Und den Tagessieg sicherte sich dank ihrer überragenden Bergab-Lauffähigkeiten Clementine Geoffray nach 4:53:12 Stunden und zwei Minuten Vorsprung auf Judith Wyder, die keineswegs enttäuscht wirkte. Und freute sich riesig mit ihrer Teamkollegin Theresa Leboeuf, die mit einem respektablen Rückstand von 16 Minuten die Bronzemedaille gewann. „Bergab hatte ich Probleme“, gestand Judith Wyder. „Ich bin einige Male gestürzt und bekam Krämpfe. Der Sieg von Clkementine ist absolut verdient…“. Mit neun Minuten Rückstand auf Frankreich durften die Schweizerinnen (zusammen mit Nina Zoller/ Platz 33) eine weitere Silbermedaille in Empfang nehmen.

Stian Angermund ist der anerkannt beste Trailläufer auf der Marathondistanz. Nach einem Auftakt mit dem in Innsbruck lebenden Briten Thomas Roach setzte sich der Vorjahressieger mehr und mehr ab, hatte aber kaum mehr als zwei Minuten Vorsprung auf seinen ersten Verfolger, der sich in kurzer Zeit aber auch in der Trailszene einen exzellenten Namen gemacht hat. Doch auch Thomas Roach musste kämpfen, schließlich rückte der Italiener Luca del Pero bis auf fünfzig Sekunden heran.

„Wir sind sehr schnell gestartet, aber dennoch habe ich versucht, wegzukaufen. Der finale Anstieg war auch für mich sehr hart und ich musste ‚leiden‘. Aber nun bin ich glücklich, denn der WM-Titel war mein großes Ziel in diesem Jahr!“ Mit 4:19:00 Stunden lag der Norweger auch im Ziel gerade 2:18 Minuten vor dem Briten, der seinem Heimatland den Weg zum Mannschaftsgold ebnete.

Sichtlich zufrieden zeigte sich auch Benedikt Hoffmann, der als bester deutscher Läufer sein erklärtes Ziel Top 10 als Zehnter auf den Punkt schaffte. „Das ist meine bislang beste Platzierung bei einer Weltmeisterschaft. Es waren so viele Topathleten am Start, sodass diese Platzierung wirklich zeigt, dass dies meine Disziplin ist!“ Seine Taktik, das Rennen defensiv anzugehen, ist somit vollends aufgegangen. „Mit Stephan Wenk habe ich mir ein tolles Duell geliefert, musste aber beim langen Downhillstück zum Ziel aufpassen, dass er nicht noch einmal herankommen würde.

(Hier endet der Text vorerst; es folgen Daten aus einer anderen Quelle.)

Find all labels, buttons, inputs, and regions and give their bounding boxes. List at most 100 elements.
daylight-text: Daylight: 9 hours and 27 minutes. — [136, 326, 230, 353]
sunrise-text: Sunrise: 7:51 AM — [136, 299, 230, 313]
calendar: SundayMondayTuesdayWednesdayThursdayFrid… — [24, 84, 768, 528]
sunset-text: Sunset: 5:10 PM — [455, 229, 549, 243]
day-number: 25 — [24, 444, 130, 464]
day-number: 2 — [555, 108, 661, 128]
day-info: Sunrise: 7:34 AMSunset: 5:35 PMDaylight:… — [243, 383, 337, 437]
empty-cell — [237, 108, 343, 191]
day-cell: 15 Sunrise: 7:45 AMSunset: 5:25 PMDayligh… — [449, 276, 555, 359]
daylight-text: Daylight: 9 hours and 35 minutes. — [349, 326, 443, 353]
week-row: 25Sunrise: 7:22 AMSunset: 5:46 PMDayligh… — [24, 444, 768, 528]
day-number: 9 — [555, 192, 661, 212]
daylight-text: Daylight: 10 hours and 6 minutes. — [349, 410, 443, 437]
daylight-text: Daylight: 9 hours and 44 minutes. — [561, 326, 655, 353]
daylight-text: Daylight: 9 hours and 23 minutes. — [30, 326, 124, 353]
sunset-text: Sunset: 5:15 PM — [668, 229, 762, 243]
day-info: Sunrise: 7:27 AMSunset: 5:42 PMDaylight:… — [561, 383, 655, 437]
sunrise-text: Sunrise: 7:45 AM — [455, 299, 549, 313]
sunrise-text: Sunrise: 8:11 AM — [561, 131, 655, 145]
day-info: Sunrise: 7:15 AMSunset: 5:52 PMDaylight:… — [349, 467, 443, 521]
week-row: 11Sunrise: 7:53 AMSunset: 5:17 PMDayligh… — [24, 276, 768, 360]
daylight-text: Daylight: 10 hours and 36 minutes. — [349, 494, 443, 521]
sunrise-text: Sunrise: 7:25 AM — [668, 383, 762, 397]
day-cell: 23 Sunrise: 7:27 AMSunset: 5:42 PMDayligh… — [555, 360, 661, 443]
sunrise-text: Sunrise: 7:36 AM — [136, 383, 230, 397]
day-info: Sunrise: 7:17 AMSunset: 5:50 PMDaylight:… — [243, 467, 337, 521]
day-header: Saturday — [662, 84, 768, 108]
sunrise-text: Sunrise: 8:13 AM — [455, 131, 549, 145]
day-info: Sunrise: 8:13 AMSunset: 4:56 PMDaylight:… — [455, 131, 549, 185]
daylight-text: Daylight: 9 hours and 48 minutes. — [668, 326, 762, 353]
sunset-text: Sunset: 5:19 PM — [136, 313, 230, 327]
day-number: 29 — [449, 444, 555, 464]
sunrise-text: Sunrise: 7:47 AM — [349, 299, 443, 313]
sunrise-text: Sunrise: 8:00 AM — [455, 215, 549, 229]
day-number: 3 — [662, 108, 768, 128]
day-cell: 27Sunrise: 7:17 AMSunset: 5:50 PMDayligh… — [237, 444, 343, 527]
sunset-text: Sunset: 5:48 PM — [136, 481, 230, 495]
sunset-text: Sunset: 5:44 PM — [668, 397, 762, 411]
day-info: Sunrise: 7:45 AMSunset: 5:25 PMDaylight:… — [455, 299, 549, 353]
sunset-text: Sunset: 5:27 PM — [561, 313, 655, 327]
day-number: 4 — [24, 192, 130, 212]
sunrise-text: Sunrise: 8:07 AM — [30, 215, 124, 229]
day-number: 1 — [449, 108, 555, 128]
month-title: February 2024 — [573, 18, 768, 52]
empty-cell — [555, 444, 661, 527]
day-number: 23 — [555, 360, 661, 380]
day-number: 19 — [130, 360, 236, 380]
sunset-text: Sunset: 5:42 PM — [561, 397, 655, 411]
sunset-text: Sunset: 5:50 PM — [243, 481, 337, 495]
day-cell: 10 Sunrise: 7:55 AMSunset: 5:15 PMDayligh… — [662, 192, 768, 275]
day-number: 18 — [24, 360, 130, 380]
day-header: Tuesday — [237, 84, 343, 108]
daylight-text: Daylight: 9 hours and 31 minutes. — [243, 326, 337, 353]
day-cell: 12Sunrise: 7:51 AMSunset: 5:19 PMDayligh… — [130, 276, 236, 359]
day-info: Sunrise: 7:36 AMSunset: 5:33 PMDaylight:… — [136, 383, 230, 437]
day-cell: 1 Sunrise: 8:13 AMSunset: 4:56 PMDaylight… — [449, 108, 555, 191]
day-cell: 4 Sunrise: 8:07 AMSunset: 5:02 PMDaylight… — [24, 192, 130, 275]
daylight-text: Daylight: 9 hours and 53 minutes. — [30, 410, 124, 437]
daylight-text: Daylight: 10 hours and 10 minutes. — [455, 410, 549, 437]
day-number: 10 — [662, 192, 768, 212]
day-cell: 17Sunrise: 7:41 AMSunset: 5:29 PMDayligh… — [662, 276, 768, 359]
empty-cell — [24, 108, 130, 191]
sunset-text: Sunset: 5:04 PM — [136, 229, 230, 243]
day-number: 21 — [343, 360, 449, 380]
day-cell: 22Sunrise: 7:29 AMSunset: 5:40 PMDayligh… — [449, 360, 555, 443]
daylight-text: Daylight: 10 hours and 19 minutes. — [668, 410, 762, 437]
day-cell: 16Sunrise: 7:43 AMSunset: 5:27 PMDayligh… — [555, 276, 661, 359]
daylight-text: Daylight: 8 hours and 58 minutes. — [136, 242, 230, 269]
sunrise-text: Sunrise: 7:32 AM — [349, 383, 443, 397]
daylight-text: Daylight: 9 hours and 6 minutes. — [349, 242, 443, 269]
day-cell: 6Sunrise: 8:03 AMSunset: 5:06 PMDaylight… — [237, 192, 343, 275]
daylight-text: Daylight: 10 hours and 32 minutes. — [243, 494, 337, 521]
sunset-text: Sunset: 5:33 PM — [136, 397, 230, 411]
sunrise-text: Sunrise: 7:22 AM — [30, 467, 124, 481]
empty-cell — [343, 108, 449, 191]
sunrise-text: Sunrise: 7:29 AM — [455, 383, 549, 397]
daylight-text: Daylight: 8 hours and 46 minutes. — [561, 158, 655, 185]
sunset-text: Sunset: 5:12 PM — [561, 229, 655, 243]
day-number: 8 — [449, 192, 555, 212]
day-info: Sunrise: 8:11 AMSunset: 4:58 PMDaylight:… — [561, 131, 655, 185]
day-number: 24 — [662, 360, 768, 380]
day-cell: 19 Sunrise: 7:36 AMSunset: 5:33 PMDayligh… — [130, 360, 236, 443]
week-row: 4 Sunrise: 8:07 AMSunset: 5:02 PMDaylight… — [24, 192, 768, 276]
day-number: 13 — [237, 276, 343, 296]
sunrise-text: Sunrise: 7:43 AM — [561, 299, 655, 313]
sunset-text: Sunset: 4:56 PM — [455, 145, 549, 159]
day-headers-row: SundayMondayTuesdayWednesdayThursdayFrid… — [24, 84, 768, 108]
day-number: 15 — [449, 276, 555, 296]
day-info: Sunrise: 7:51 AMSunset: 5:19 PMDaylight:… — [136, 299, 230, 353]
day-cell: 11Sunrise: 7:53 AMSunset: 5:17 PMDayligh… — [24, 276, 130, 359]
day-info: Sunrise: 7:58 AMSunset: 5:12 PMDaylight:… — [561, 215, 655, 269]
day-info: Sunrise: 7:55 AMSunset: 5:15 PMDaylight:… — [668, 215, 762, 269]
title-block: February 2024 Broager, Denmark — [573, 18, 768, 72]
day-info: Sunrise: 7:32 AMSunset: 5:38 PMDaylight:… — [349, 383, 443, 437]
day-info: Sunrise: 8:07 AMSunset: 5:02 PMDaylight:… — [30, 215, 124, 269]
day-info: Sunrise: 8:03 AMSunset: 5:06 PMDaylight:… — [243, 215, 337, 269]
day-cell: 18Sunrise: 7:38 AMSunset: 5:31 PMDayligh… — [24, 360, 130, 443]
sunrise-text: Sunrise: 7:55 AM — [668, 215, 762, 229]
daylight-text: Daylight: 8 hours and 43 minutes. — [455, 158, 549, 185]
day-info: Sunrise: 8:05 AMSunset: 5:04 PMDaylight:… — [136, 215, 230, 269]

Der eigentliche Skibergsteiger Marc Dürr schlug sich als 27. sehr achtbar, schließlich konnte er auch den starken Österreicher Hans-Peter Innerhofer in Schach halten, der allerdings mit erheblichen Problemen weit unter seinen eigenen Erwartungen das Ziel erreichte. Thomas Wanninger sorgte als 40. für das dritte Wertungsresultat, das das DLV-Team wie später auch die Frauen als Siebter beendete. Hinter Groß-Britannien (13:18:52) belegten Italien (13:26:32) und Frankreich (13:34:38) die weiteren Medaillenplätze, gefolgt von Polen, Norwegen und den USA.